EPSRC does not specify the format in which you should store the data, so you should apply common sense.

Remember that the data is to be archived for a 10 year period; over that timescale, any proprietary format (such as an Excel spreadsheet, or a MATLAB code) may no longer be usable, although it may be the most helpful format in the short term. Also, not everyone will have access to the required proprietary software.

Consequently, the advice is to also include the simplest possible CSV (comma separated values) text file with the tabulated data.

You can upload individual files, but it may be simpler to create a Zip file holding everything, including a README text file which identifies the contents, and then there's just one file to upload.

Depositing the dataset in Symplectic

Having created a dataset, it has to be uploaded to the Oxford Research Archive where it will be held by the university for at least 10 years and given a permanent DOI label. You used to upload directly to ORA, but as of 23 May 2023 the only way to upload to ORA is via Symplectic. To do so, please follow the instructions on the Bodleian's Open Access webpage.

When to deposit

This is a slightly more difficult issue than one might expect.

The problem is that the paper has to reference the DOI of the dataset, but once a dataset has been given a DOI you cannot change the dataset; you can only update some aspects of its metadata, such as the DOI of the paper it is associated with.

The advice therefore is as follows:

put a sentence like "In compliance with EPSRC's open access inititive, the data in this paper is available from http://dx.doi.org/xxx/xxx." in the Acknowledgements in the draft paper as it goes through the journal reviewing process

when the paper is accepted, generate and deposit the dataset, and edit the paper text to give the correct dataset DOI; this is the AAM (authors accepted manuscript) which you will also need to deposit in ORA to satisfy HEFCE's open access requirements, and with most journals this is the point at which you submit the source files for the paper so this should be OK, but with some journals you may need to make this change at the publication proof stage

when the paper finally appears in print or online, update the dataset metadata to give the full details of the paper, including its DOI.

An example

The example is a conference paper which can be downloaded from here.

The "data" in this paper consists of 3 figures; figure 1 is purely illustrative and has no real content, and the data in the other 3 figures is generated and plotted by software written in MATLAB.

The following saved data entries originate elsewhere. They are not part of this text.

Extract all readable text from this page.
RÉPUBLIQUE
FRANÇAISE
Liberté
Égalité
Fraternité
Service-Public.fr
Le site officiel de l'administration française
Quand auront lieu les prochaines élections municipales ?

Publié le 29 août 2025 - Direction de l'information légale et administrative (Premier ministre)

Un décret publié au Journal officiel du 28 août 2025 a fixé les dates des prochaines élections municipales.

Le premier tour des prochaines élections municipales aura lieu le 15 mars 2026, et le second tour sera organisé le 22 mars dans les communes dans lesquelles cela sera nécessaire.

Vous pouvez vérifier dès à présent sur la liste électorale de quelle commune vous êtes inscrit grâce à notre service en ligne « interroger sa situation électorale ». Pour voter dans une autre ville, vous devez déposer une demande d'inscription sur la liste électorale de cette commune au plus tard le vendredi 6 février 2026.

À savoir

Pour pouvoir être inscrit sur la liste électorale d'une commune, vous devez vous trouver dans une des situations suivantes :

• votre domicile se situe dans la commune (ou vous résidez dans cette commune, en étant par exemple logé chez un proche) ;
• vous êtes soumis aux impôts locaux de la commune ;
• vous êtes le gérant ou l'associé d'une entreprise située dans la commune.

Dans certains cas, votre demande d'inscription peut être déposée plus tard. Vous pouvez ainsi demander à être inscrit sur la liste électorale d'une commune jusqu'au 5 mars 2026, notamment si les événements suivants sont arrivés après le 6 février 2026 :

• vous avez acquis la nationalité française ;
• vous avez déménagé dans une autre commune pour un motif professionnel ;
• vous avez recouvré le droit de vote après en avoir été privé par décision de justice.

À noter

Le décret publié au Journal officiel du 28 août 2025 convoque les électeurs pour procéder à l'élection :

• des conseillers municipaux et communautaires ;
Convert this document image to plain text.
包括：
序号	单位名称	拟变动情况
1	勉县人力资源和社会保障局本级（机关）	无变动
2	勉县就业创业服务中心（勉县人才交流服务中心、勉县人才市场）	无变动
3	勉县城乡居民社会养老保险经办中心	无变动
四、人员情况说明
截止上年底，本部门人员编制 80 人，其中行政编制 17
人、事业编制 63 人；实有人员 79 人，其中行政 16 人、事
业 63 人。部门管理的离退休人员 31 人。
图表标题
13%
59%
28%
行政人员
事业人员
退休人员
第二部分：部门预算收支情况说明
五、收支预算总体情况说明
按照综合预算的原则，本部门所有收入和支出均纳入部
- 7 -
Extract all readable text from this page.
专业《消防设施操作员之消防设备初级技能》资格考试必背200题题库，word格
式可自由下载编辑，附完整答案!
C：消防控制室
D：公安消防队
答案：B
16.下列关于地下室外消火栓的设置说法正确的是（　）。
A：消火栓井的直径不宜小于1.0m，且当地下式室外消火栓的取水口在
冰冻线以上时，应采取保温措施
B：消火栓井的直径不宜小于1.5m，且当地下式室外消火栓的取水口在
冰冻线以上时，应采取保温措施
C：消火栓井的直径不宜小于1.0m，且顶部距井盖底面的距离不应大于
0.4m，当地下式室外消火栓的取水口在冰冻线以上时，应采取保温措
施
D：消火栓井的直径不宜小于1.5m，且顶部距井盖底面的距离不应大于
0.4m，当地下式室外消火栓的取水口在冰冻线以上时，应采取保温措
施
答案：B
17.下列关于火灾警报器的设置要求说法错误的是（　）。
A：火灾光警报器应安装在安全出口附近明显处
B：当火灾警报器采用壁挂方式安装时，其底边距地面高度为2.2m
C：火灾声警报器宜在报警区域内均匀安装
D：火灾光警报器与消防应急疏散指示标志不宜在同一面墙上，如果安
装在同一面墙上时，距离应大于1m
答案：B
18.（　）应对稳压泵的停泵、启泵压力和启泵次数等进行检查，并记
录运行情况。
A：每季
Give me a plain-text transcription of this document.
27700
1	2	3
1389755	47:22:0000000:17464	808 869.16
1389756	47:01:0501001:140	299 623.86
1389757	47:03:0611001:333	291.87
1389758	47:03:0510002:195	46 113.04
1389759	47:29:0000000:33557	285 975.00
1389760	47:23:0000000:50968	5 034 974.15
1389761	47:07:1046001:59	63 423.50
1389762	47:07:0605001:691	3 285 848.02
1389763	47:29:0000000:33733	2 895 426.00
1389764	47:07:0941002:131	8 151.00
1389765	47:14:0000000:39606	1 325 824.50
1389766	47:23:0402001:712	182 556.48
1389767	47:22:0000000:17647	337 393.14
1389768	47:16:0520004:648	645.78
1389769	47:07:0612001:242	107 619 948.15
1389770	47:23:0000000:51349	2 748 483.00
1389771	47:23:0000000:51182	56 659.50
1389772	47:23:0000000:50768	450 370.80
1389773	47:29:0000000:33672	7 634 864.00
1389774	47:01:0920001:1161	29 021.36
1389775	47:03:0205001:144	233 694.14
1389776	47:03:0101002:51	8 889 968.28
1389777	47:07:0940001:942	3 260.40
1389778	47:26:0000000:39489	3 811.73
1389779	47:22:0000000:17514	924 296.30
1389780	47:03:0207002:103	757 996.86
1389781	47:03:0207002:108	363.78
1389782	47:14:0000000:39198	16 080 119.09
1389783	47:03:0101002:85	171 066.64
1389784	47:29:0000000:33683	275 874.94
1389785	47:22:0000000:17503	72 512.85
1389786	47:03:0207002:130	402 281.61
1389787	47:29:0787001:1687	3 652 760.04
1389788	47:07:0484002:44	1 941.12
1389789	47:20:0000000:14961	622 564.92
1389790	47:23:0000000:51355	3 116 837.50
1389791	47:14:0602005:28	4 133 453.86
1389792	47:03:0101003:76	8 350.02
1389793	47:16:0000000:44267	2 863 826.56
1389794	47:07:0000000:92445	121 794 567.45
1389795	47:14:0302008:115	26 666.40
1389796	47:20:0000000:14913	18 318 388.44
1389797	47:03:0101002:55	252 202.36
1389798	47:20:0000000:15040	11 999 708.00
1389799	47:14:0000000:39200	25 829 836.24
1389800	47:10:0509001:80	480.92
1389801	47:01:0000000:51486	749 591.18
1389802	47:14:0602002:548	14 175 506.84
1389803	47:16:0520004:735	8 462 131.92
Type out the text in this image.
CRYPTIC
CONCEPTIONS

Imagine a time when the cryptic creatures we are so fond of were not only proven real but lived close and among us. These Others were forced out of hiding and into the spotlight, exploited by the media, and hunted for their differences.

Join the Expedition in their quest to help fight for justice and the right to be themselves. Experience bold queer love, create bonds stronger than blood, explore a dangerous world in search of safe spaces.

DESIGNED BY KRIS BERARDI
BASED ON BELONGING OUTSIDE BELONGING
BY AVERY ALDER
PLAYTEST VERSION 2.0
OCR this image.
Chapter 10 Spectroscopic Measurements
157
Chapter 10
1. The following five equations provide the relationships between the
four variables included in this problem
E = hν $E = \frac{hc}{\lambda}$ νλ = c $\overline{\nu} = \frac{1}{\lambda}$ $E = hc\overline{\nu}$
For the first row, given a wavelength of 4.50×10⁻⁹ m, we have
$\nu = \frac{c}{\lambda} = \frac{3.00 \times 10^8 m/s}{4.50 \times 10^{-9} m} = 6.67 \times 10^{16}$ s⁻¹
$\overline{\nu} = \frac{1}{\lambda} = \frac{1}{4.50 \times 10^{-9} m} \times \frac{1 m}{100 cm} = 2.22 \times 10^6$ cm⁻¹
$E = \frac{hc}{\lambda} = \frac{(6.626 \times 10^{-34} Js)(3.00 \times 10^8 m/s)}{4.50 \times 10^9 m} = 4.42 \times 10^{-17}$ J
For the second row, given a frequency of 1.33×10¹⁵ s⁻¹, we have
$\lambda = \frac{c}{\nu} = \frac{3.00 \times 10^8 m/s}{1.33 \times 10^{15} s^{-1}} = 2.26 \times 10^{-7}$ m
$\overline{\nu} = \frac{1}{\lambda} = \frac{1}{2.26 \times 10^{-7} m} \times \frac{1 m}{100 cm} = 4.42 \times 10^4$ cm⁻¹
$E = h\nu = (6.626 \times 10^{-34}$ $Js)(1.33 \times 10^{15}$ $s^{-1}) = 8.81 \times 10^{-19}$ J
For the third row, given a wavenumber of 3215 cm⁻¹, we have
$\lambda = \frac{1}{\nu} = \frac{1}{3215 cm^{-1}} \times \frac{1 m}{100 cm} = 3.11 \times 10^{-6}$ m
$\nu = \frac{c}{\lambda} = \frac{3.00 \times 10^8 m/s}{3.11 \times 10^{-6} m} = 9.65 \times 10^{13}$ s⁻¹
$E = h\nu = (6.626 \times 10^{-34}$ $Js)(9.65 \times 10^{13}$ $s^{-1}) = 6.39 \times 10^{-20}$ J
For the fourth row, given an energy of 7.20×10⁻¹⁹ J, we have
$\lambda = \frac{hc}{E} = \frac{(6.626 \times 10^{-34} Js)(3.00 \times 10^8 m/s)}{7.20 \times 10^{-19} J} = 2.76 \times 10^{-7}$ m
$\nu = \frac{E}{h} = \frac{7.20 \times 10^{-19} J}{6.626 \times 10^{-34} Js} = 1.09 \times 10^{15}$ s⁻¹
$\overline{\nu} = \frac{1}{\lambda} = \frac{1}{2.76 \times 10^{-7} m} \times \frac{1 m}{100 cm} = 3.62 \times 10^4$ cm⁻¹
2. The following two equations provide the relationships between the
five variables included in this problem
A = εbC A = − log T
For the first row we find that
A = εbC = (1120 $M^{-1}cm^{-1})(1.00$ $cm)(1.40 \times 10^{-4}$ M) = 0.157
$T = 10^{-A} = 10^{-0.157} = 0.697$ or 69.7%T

It would be sufficient for EPSRC purposes to do either of the following:

provide text files which tabulate the data in each of the figures
provide the software which generates and plots each of the figures

In this case, both of these were done, and a zip file dataset was created which contains the figures, the tabulated data and the MATLAB codes, as well as a simple README text file which explains what is what. The dataset was then deposited and can be viewed by following this link.

In the paper, note the data access statement in the Acknowledgements. There is some flexibility on the precise wording, but the key is that it should specify the DOI for the dataset.